The semester I was diagnosed with type 1 diabetes, a student of mine started experiencing symptoms of hypoglycemia. Anyone with type 1 diabetes knows the symptoms too well: confusion, shakiness, hunger. One day she stumbled into my office her hands shaking so hard she could barely check her blood sugar with the new meter she had just gotten from the drugstore. But when she did check, her blood sugar was in the 70’s; low enough to make most people feel hungry and perhaps cranky and confused, but not enough to cause the symptoms she was experiencing.
A string of doctor’s appointment and blood tests followed. But despite the obvious and increasingly severe symptoms she exhibited, all of the tests came back normal. Nothing appeared to be wrong with her pancreas.

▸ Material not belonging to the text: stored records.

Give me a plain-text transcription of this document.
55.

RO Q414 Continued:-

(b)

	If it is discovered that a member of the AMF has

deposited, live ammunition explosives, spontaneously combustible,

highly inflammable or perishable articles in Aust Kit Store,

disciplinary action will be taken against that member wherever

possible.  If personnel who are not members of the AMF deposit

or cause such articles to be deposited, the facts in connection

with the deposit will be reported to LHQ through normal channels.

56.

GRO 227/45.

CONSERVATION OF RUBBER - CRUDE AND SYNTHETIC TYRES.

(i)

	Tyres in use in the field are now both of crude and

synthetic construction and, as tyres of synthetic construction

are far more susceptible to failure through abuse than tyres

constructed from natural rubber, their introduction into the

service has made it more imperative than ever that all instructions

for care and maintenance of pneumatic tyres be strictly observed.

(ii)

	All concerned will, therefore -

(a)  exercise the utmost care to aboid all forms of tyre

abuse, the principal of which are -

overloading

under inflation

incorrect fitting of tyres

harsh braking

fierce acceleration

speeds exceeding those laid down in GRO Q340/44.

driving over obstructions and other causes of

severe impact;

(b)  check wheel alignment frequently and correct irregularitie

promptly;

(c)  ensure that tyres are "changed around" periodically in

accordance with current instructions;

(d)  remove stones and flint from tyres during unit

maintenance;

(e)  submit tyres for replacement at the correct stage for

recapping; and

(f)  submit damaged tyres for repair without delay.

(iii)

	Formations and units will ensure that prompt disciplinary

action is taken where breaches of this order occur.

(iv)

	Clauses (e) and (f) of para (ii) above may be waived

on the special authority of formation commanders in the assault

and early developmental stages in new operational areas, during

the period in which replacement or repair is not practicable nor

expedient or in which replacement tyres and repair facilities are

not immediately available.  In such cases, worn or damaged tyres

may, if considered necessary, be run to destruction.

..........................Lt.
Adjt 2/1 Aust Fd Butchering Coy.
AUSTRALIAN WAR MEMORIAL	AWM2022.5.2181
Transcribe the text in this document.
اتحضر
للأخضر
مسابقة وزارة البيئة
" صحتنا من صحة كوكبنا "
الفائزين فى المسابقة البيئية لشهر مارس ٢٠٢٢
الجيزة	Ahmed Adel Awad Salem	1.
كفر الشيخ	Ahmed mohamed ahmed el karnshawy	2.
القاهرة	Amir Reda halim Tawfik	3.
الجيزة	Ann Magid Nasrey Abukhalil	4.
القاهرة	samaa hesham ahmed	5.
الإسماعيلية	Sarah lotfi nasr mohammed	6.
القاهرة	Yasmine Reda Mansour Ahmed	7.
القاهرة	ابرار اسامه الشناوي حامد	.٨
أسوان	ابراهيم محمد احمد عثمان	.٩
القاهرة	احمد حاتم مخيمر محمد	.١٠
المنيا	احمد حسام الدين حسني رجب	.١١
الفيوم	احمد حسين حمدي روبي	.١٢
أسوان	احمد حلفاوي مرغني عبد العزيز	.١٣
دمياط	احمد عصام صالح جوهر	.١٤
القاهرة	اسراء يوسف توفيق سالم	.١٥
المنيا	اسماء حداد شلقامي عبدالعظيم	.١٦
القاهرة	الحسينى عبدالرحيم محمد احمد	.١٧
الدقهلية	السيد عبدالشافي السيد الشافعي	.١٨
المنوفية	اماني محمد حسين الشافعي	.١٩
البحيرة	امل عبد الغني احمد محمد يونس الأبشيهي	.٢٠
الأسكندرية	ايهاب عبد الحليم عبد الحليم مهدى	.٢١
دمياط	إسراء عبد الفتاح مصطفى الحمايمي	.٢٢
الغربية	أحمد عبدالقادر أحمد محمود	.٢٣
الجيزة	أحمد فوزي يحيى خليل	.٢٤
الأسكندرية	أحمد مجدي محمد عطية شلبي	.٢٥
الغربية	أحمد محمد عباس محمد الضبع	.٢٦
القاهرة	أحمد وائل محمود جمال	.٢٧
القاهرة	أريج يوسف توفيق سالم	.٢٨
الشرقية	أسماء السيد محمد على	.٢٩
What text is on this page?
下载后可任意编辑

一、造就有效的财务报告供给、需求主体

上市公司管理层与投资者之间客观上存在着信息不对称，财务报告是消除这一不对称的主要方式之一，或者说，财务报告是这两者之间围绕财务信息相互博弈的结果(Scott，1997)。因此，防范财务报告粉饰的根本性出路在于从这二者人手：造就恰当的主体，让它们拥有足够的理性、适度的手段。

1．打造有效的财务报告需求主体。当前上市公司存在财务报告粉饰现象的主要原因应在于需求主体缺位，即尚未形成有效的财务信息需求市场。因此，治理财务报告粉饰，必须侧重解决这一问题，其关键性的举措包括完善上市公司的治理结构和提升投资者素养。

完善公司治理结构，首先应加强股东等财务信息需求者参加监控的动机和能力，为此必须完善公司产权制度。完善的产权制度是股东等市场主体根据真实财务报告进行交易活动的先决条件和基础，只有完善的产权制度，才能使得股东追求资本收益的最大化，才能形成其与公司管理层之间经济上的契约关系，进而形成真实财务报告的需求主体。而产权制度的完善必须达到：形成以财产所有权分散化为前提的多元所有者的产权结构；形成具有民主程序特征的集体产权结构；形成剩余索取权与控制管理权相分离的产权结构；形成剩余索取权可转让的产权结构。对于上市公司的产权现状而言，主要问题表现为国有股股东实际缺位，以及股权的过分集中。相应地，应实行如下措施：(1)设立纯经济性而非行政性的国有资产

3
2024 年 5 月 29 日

By the end of the semester, she seemed to have symptoms of high blood sugar too: she was always thirsty and always needed the restroom. Even though she constantly drained and refilled her water bottle, her lips and skin were dry and cracked.
Still, all of the tests that the doctors could think to run indicated that she was perfectly fine. Clearly then, it was just all in her head.
After much research and pushing for an accurate diagnosis, she made a trip to the Mayo Clinic that revealed the true cause of her symptoms–a little known condition called diabetes insipidus. This form of diabetes has nothing to do with the body’s ability to make or use insulin; instead, it’s caused by the inability to make or use another hormone, vassopressin, which controls the body’s ability to concentrate urine. Because diabetes insipidus and diabetes mellitus are unrelated with the exception of a common symptom–excessive urination–people with the condition avoid putting the word “diabetes” on a medical alert jewelry. This former student and current friend now takes DDAVP, which helps regulate her body’s fluid levels.